I am a little bit hard to understand the reflective wall boundary condition discussed in Fox 2018, JCP, Passalacqua et al. 2010, CES, Patal et al. 2019, JCP... I draw an image which is useful to discuss. For the last case, if we have two velocity nodes flow out of the computational domain, we should have same two velocity nodes with opposite sign flow in. Overall there are four nodes, which is beyond of the nodes number, e.g., three-nodes HyQMOM. How can we handle this problem? or my understanding of the reflective wall condition is misleading? Or we need to assume a uniform velocity (one-node) in the wall?

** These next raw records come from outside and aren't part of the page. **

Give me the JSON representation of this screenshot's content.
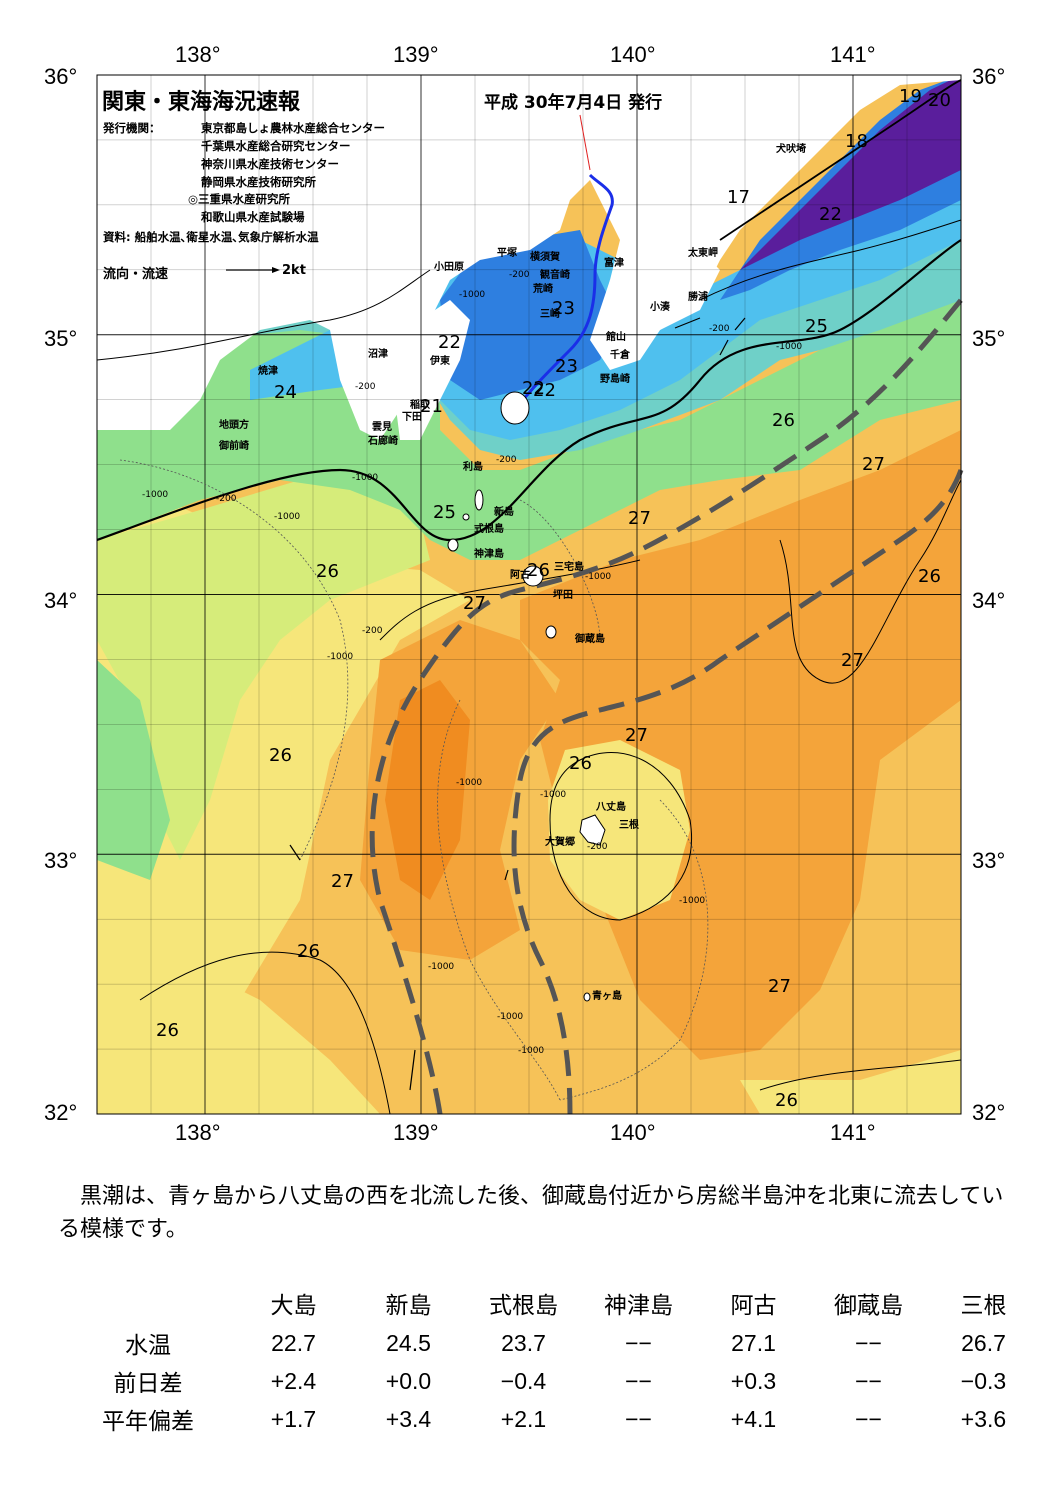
{
  "map": {
    "title": "関東・東海海況速報",
    "issue_date": "平成 30年7月4日 発行",
    "issuer_label": "発行機関：",
    "issuers": [
      "東京都島しょ農林水産総合センター",
      "千葉県水産総合研究センター",
      "神奈川県水産技術センター",
      "静岡県水産技術研究所",
      "◎三重県水産研究所",
      "和歌山県水産試験場"
    ],
    "sources": "資料: 船舶水温､衛星水温､気象庁解析水温",
    "flow_legend": "流向・流速",
    "flow_unit": "2kt",
    "lon_labels": [
      "138°",
      "139°",
      "140°",
      "141°"
    ],
    "lat_labels": [
      "36°",
      "35°",
      "34°",
      "33°",
      "32°"
    ],
    "lon_values": [
      138,
      139,
      140,
      141
    ],
    "lat_values": [
      36,
      35,
      34,
      33,
      32
    ],
    "extent": {
      "lon_min": 137.5,
      "lon_max": 141.5,
      "lat_min": 32,
      "lat_max": 36
    },
    "colors": {
      "land": "#ffffff",
      "deep_purple": "#5a1e9c",
      "blue": "#2e7fe0",
      "cyan": "#4fc0ee",
      "teal": "#6fd0c8",
      "green": "#8fe08c",
      "yellow_green": "#d6ec7a",
      "yellow": "#f6e67a",
      "light_orange": "#f6c258",
      "orange": "#f4a43a",
      "dark_orange": "#f08c20",
      "kuroshio": "#555555"
    },
    "place_names": [
      {
        "name": "犬吠埼"
      },
      {
        "name": "太東岬"
      },
      {
        "name": "勝浦"
      },
      {
        "name": "小湊"
      },
      {
        "name": "富津"
      },
      {
        "name": "横須賀"
      },
      {
        "name": "観音崎"
      },
      {
        "name": "平塚"
      },
      {
        "name": "荒崎"
      },
      {
        "name": "三崎"
      },
      {
        "name": "小田原"
      },
      {
        "name": "館山"
      },
      {
        "name": "千倉"
      },
      {
        "name": "野島崎"
      },
      {
        "name": "沼津"
      },
      {
        "name": "伊東"
      },
      {
        "name": "焼津"
      },
      {
        "name": "稲取"
      },
      {
        "name": "下田"
      },
      {
        "name": "雲見"
      },
      {
        "name": "石廊崎"
      },
      {
        "name": "地頭方"
      },
      {
        "name": "御前崎"
      },
      {
        "name": "利島"
      },
      {
        "name": "新島"
      },
      {
        "name": "式根島"
      },
      {
        "name": "神津島"
      },
      {
        "name": "三宅島"
      },
      {
        "name": "阿古"
      },
      {
        "name": "坪田"
      },
      {
        "name": "御蔵島"
      },
      {
        "name": "八丈島"
      },
      {
        "name": "三根"
      },
      {
        "name": "大賀郷"
      },
      {
        "name": "青ヶ島"
      }
    ],
    "isotherm_labels": [
      {
        "text": "19"
      },
      {
        "text": "20"
      },
      {
        "text": "18"
      },
      {
        "text": "17"
      },
      {
        "text": "22"
      },
      {
        "text": "23"
      },
      {
        "text": "25"
      },
      {
        "text": "22"
      },
      {
        "text": "23"
      },
      {
        "text": "22"
      },
      {
        "text": "22"
      },
      {
        "text": "21"
      },
      {
        "text": "24"
      },
      {
        "text": "26"
      },
      {
        "text": "27"
      },
      {
        "text": "25"
      },
      {
        "text": "27"
      },
      {
        "text": "26"
      },
      {
        "text": "26"
      },
      {
        "text": "27"
      },
      {
        "text": "26"
      },
      {
        "text": "27"
      },
      {
        "text": "27"
      },
      {
        "text": "26"
      },
      {
        "text": "26"
      },
      {
        "text": "27"
      },
      {
        "text": "26"
      },
      {
        "text": "27"
      },
      {
        "text": "26"
      },
      {
        "text": "26"
      }
    ],
    "depth_labels": [
      {
        "text": "-1000"
      },
      {
        "text": "-200"
      },
      {
        "text": "-200"
      },
      {
        "text": "-1000"
      },
      {
        "text": "-200"
      },
      {
        "text": "-1000"
      },
      {
        "text": "-200"
      },
      {
        "text": "-1000"
      },
      {
        "text": "-200"
      },
      {
        "text": "-1000"
      },
      {
        "text": "-1000"
      },
      {
        "text": "-200"
      },
      {
        "text": "-1000"
      },
      {
        "text": "-1000"
      },
      {
        "text": "-1000"
      },
      {
        "text": "-200"
      },
      {
        "text": "-1000"
      },
      {
        "text": "-1000"
      },
      {
        "text": "-1000"
      },
      {
        "text": "-1000"
      }
    ]
  },
  "summary": "黒潮は、青ヶ島から八丈島の西を北流した後、御蔵島付近から房総半島沖を北東に流去している模様です。",
  "stats": {
    "columns": [
      "大島",
      "新島",
      "式根島",
      "神津島",
      "阿古",
      "御蔵島",
      "三根"
    ],
    "rows": [
      {
        "label": "水温",
        "values": [
          "22.7",
          "24.5",
          "23.7",
          "−−",
          "27.1",
          "−−",
          "26.7"
        ]
      },
      {
        "label": "前日差",
        "values": [
          "+2.4",
          "+0.0",
          "−0.4",
          "−−",
          "+0.3",
          "−−",
          "−0.3"
        ]
      },
      {
        "label": "平年偏差",
        "values": [
          "+1.7",
          "+3.4",
          "+2.1",
          "−−",
          "+4.1",
          "−−",
          "+3.6"
        ]
      }
    ]
  }
}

Last Edit: Mar 24, 2020 20:09:03 GMT -6 by dongyueli
Post by Alberto Passalacqua on Mar 26, 2020 0:54:13 GMT -6
if you think to a fully reflective condition, you change sign to the normal component of the velocity vector. Each node has a velocity, so that should be possible to do for all. Alternatively, and more generally, since this approach works also for a diffuse condition, you can think about moments and fluxes across the wall "face", which leads to the same answer once you do the math.
> if you think to a fully reflective condition, you change sign to the normal component of the velocity vector. Each node has a velocity, so that should be possible to do for all.
Thanks for your reply. Yes I am considering the fully reflective condition and this is where I do not understand. For example, lets take a one-dimensional case. Initially all the particles moves to the left with 1m/s, after they touch the left wall boundary, they reflects to moving right with -1m/s. If I got it right, the key point is that at this time, there are particles moving left and right simultaneously (in each cell, not only the wall adjacent cell). If we say: at the beginning there are only one velocity node (1m/s), now there are two nodes (1m/s and -1m/s). If we have two velocity nodes at the beginning, we end up with four nodes after they collides with the wall.
This is what I draw in the picture. There should be misleading in my thought, but I did not figure out where it is...
Post by Alberto Passalacqua on Mar 30, 2020 17:57:22 GMT -6
The number of nodes does not change. If you have two nodes, you still have two nodes. Each node has its own velocity vector. To understand the implementation, you have to think to a ghost cell behind the wall and enforce the constraint on the flux through the wall face. The velocity in the cell within the domain is unchanged. The velocity in the ghost cell is defined so that the flux through the wall is null, so the normal component of this velocity is equal and opposite to the one you have in the cell on the flow side. See the article from Fox (2008) on a third-order moment method.
Thank you Alberto for your reply. Yes I found Fox 2008's paper. Its consistent with you wrote, which I still did not get it. Another paper I found is that published by Desjardins et al. 2008. In section 4.2.2, it says:
Note that in this example, the particle velocity is bivariate near the impingement point at the wall due to the incoming velocity (1,-1) and the outgoing velocity of (1,1).
Please see the following image, if I got it right, the black region inflow is univariate velocity region (1,-1) (one u node, one v node). Once it touches and is reflected by the wall, the triangle region (I also marked it in red) becomes bivariate: (1,-1) and (1,1) (one u node, two v nodes).
Follow this spirit, if we have bivariate inflow, lets say (1,-1) and (0.5, -0.5), does it mean we end up with four-variate?: (1,-1) (1,1) (0.5, -0.5) (0.5, 0.5). Namely two u nodes, but four v nodes?...
Last Edit: Mar 30, 2020 22:04:18 GMT -6 by dongyueli
I followed the ghost cell spirit and hard coded the velocity nodes. The results look good (see images in below). But the velocity impinging left and right is only one node. I am not sure what will happen if it impinges to the left with three u_x nodes...I did not try it but proceed with other implementation.